Significant Prevailing Wage Hikes Under the Proposed Rule
The new Department of Labor framework is set to redefine the “prevailing wage” – the minimum salary an employer is legally required to pay a foreign national. This change would lead to substantial salary increases for entry-level (Level I) positions, with some roles potentially demanding annual salaries as high as $208,000. For instance, software developers in major tech hubs like San Jose and San Francisco could see their required wages surge by 62% above current market rates. Similarly, financial analysts in New York might need to earn more than three times the prevailing private market wage.
Vic Goel, a representative from Goel & Anderson, explained to Forbes that “The Department of Labor’s OEWS wage levels are designed to account for experience, supervision, and responsibility, where Level I signifies entry-level, and Level IV indicates greater independence and judgment.” He further clarified that this updated formula effectively elevates even entry-level salaries to what was previously considered Level II compensation, with corresponding increases across all higher levels.
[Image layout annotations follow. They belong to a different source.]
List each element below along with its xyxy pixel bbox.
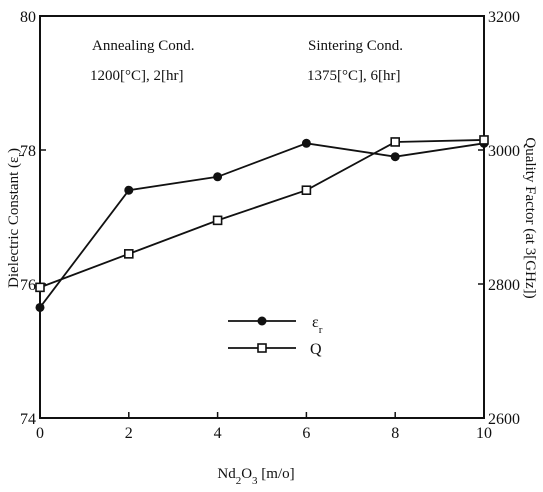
legend-label-er: εr — [312, 314, 323, 336]
series-line-0 — [39, 142, 485, 308]
sintering-title: Sintering Cond. — [308, 38, 403, 54]
point-q — [212, 215, 223, 226]
y-right-axis-label: Quality Factor (at 3[GHz]) — [522, 137, 538, 298]
annealing-value: 1200[°C], 2[hr] — [90, 68, 183, 84]
y-right-tick-label: 2800 — [488, 277, 520, 294]
x-tick-label: 4 — [214, 425, 222, 442]
point-q — [124, 249, 134, 259]
legend-label-q: Q — [310, 341, 322, 358]
x-axis-label: Nd2O3 [m/o] — [217, 466, 294, 487]
point-er — [213, 172, 223, 182]
point-q — [479, 135, 489, 145]
x-tick-label: 0 — [36, 425, 44, 442]
y-left-tick-label: 76 — [20, 277, 36, 294]
y-right-tick-label: 3200 — [488, 9, 520, 26]
axis-ticks: 0 2 4 6 8 10 74 76 78 80 2600 2800 3000 3200 — [20, 9, 520, 442]
x-tick-label: 10 — [476, 425, 492, 442]
legend-marker-er — [257, 316, 267, 326]
point-er — [301, 138, 311, 148]
x-tick-label: 8 — [391, 425, 399, 442]
plot-frame — [39, 15, 485, 419]
series-layer — [35, 135, 489, 312]
legend: εr Q — [228, 314, 323, 358]
x-tick-label: 2 — [125, 425, 133, 442]
annealing-title: Annealing Cond. — [92, 38, 195, 54]
point-q — [390, 137, 401, 147]
x-tick-label: 6 — [302, 425, 310, 442]
point-q — [35, 282, 45, 293]
legend-marker-q — [257, 343, 267, 353]
y-left-tick-label: 78 — [20, 143, 36, 160]
point-er — [390, 152, 400, 162]
sintering-value: 1375[°C], 6[hr] — [307, 68, 400, 84]
point-er — [124, 185, 134, 195]
y-left-axis-label: Dielectric Constant (εr) — [6, 148, 27, 288]
y-right-tick-label: 3000 — [488, 143, 520, 160]
series-line-1 — [39, 139, 485, 289]
point-q — [301, 185, 312, 195]
y-left-tick-label: 74 — [20, 411, 36, 428]
point-er — [35, 302, 45, 312]
y-right-tick-label: 2600 — [488, 411, 520, 428]
y-left-tick-label: 80 — [20, 9, 36, 26]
Far-Reaching Consequences for Employers and Skilled Foreign Workers
According to analyses from the National Foundation for American Policy (NFAP), the initial DOL wage rule would have boosted Level I salaries by an estimated 39% to 45%. Such an increase would make it prohibitively expensive for employers to hire H-1B visa holders or sponsor other highly skilled immigrants. This could impact thousands of job roles across various sectors, including technology and healthcare. Forbes, citing NFAP’s findings, concluded that the rule “would likely lead employers to hire individuals outside the US or not at all.”
Many economists have criticized the rationale behind these new regulations, pointing out that H-1B visa holders often receive equal or even higher compensation compared to similarly qualified U.S.-born professionals. Madeline Zavodny, a professor at the University of North Florida, noted in an interview with Forbes, “Empirical evidence indicates that workers who hold an H-1B visa are typically paid at least as much as similarly employed US-born workers.”
The Trump administration’s latest regulations aim to concurrently revise both visa fees and wage stipulations, with the potential to profoundly alter the landscape of cost and accessibility for high-skilled international talent within the U.S.